According to the mandate of the IFA, the Cultural Services Branch of Yukon government has undertaken the preservation of the historic buildings, and the archaeological and paleontological resources. In this initiative, the built cultural resources on the island were digitally documented during the summers of 2018 and 2019. The pages within this digital archive are dedicated to this project and represent each of the 12 buildings situated in Pauline Cove, the last remaining ice house, as well as a reconstruction of a traditional sod house. To recognize the importance of the traditional occupants of Qikiqtaruk, this archive additionally contains testimonials from elders recorded through different anthropological studies, as well as an Inuvialuit community page which are actively updated and contain contemporary stories about the island.
 Yukon Government. 2011 Herschel Island: Qikiqtaruk. A Guide to Historic Resources. Electronic document, https://yukon.ca/sites/yukon.ca/files/tc/tc-herschel-island-qikiqtaruk-guide.pdf, accessed March 11, 2020.  Burn, Christopher R. (editor). 2012. Herschel Island Qikiqtaruk: a Natural and Cultural History of Yukon’s Arctic Island. Library and Archives Canada Cataloguing in Publication, Calgary.

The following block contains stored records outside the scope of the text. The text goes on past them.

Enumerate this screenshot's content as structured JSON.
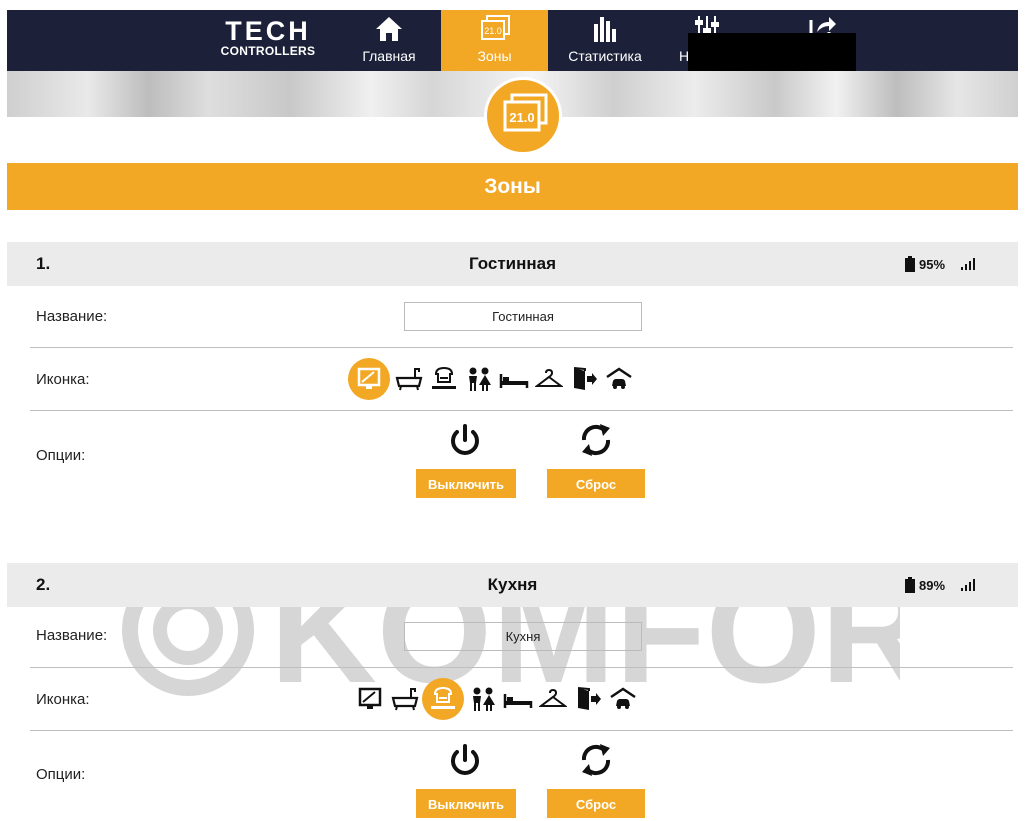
{
  "brand": {
    "line1": "TECH",
    "line2": "CONTROLLERS"
  },
  "nav": {
    "items": [
      {
        "label": "Главная",
        "icon": "home-icon"
      },
      {
        "label": "Зоны",
        "icon": "zones-icon",
        "active": true
      },
      {
        "label": "Статистика",
        "icon": "statistics-icon"
      },
      {
        "label": "На",
        "icon": "settings-sliders-icon"
      },
      {
        "label": "",
        "icon": "export-icon"
      }
    ]
  },
  "badge": {
    "value": "21.0"
  },
  "section": {
    "title": "Зоны"
  },
  "field_labels": {
    "name": "Название:",
    "icon": "Иконка:",
    "options": "Опции:"
  },
  "buttons": {
    "off": "Выключить",
    "reset": "Сброс"
  },
  "zone_icons": [
    "tv-icon",
    "bathtub-icon",
    "kitchen-icon",
    "kids-icon",
    "bed-icon",
    "hanger-icon",
    "door-icon",
    "garage-icon"
  ],
  "zones": [
    {
      "number": "1.",
      "name": "Гостинная",
      "battery": "95%",
      "name_value": "Гостинная",
      "selected_icon": "tv-icon"
    },
    {
      "number": "2.",
      "name": "Кухня",
      "battery": "89%",
      "name_value": "Кухня",
      "selected_icon": "kitchen-icon"
    }
  ],
  "watermark": {
    "text": "KOMFORT"
  },
  "colors": {
    "accent": "#f2a824",
    "nav_bg": "#1c2139",
    "head_bg": "#ebebeb"
  }
}
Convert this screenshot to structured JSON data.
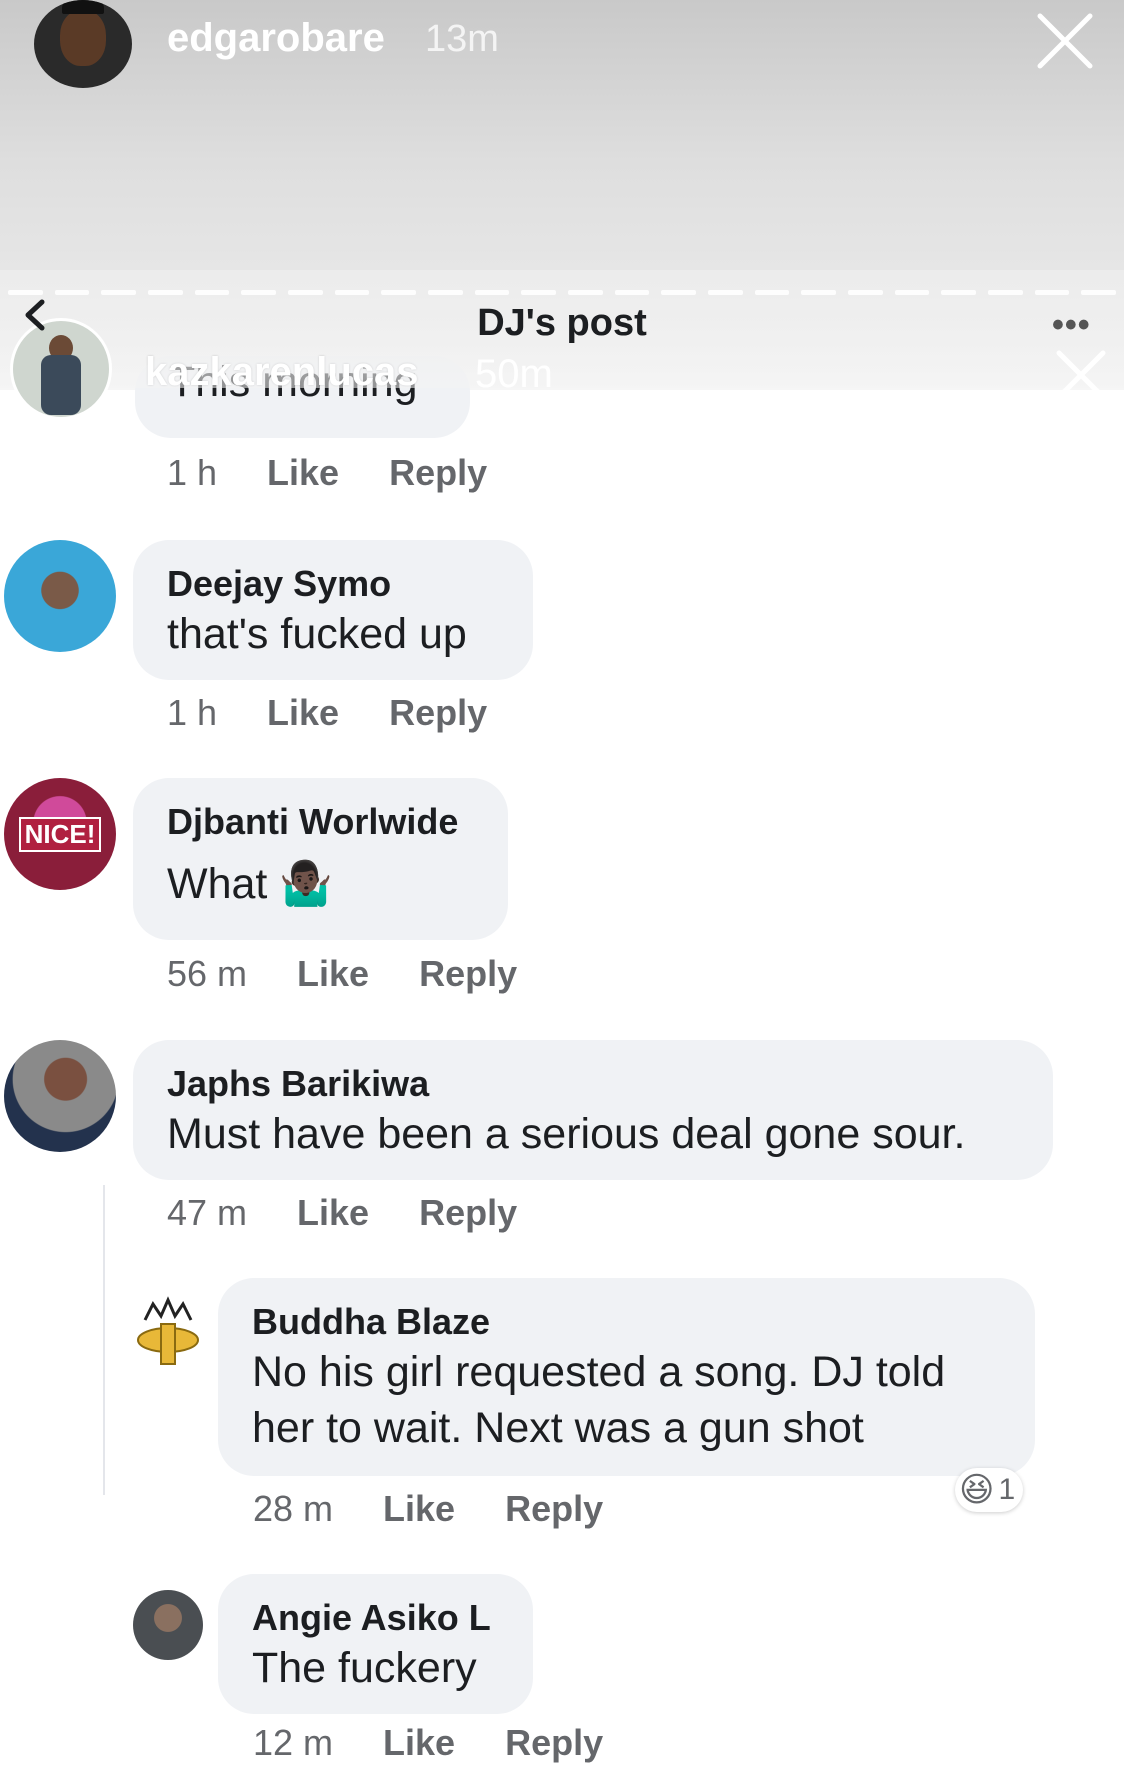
{
  "story": {
    "username": "edgarobare",
    "time": "13m"
  },
  "inner_story": {
    "username": "kazkarenlucas",
    "time": "50m"
  },
  "post": {
    "title": "DJ's post",
    "more": "•••"
  },
  "comments": [
    {
      "name": "",
      "text": "This morning",
      "time": "1 h",
      "like": "Like",
      "reply": "Reply"
    },
    {
      "name": "Deejay Symo",
      "text": "that's fucked up",
      "time": "1 h",
      "like": "Like",
      "reply": "Reply"
    },
    {
      "name": "Djbanti Worlwide",
      "text": "What 🤷🏿‍♂️",
      "time": "56 m",
      "like": "Like",
      "reply": "Reply",
      "avatar_text": "NICE!"
    },
    {
      "name": "Japhs Barikiwa",
      "text": "Must have been a serious deal gone sour.",
      "time": "47 m",
      "like": "Like",
      "reply": "Reply"
    },
    {
      "name": "Buddha Blaze",
      "text": "No his girl requested a song. DJ told her to wait. Next was a gun shot",
      "time": "28 m",
      "like": "Like",
      "reply": "Reply",
      "reaction_emoji": "😆",
      "reaction_count": "1"
    },
    {
      "name": "Angie Asiko L",
      "text": "The fuckery",
      "time": "12 m",
      "like": "Like",
      "reply": "Reply"
    }
  ],
  "colors": {
    "bubble": "#f0f2f5",
    "meta": "#65676b",
    "text": "#1c1e21"
  }
}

Many of the amazing photos in this gallery were taken by Sandra Angers-Blondin (Instagram), a graduate student in the School of GeoSciences, University of Edinburgh. Sandra is part of “Team Shrub”, a research group led by Dr. Isla H. Myers-Smith, who studies the influence of warming climate on tundra vegetation in northern regions. There are also examples of two “data sculptures” created by our research group. These 3D printed models of Pauline Cove were produced using drone imagery captured by a Sensefly Ebee Classic UAV. Projecting flood maps and orthomosaics onto the model creates a dramatic three dimensional representation of the data, making it more impactful to the viewer.
Open Access Data
The raw data files for this project are available for download from the archive repository. There are two data sets created from the UAV photogrammetry. The point cloud data is in .las file format. The orthomosaic image are in World Tiff file format (.tiff, .wtf, .prj). Please download the metadata template to access metadata associated with each file. All data is published under the Attribution-Non-Commercial Creatives Common License CC BY-NC 4.0 and we would ask that you acknowledge this repository in any research that results from the use of these data sets.
Digitally Capturing Pauline Cove
Pauline Cove was captured with a eBee SenseFly fixed wing drone. The data was processed using Pix4D mapper software. The image below shows the camera positions used to capture Pauline Cove during the flight. The drone flew an automated mission and was monitored from the ground by Dawson.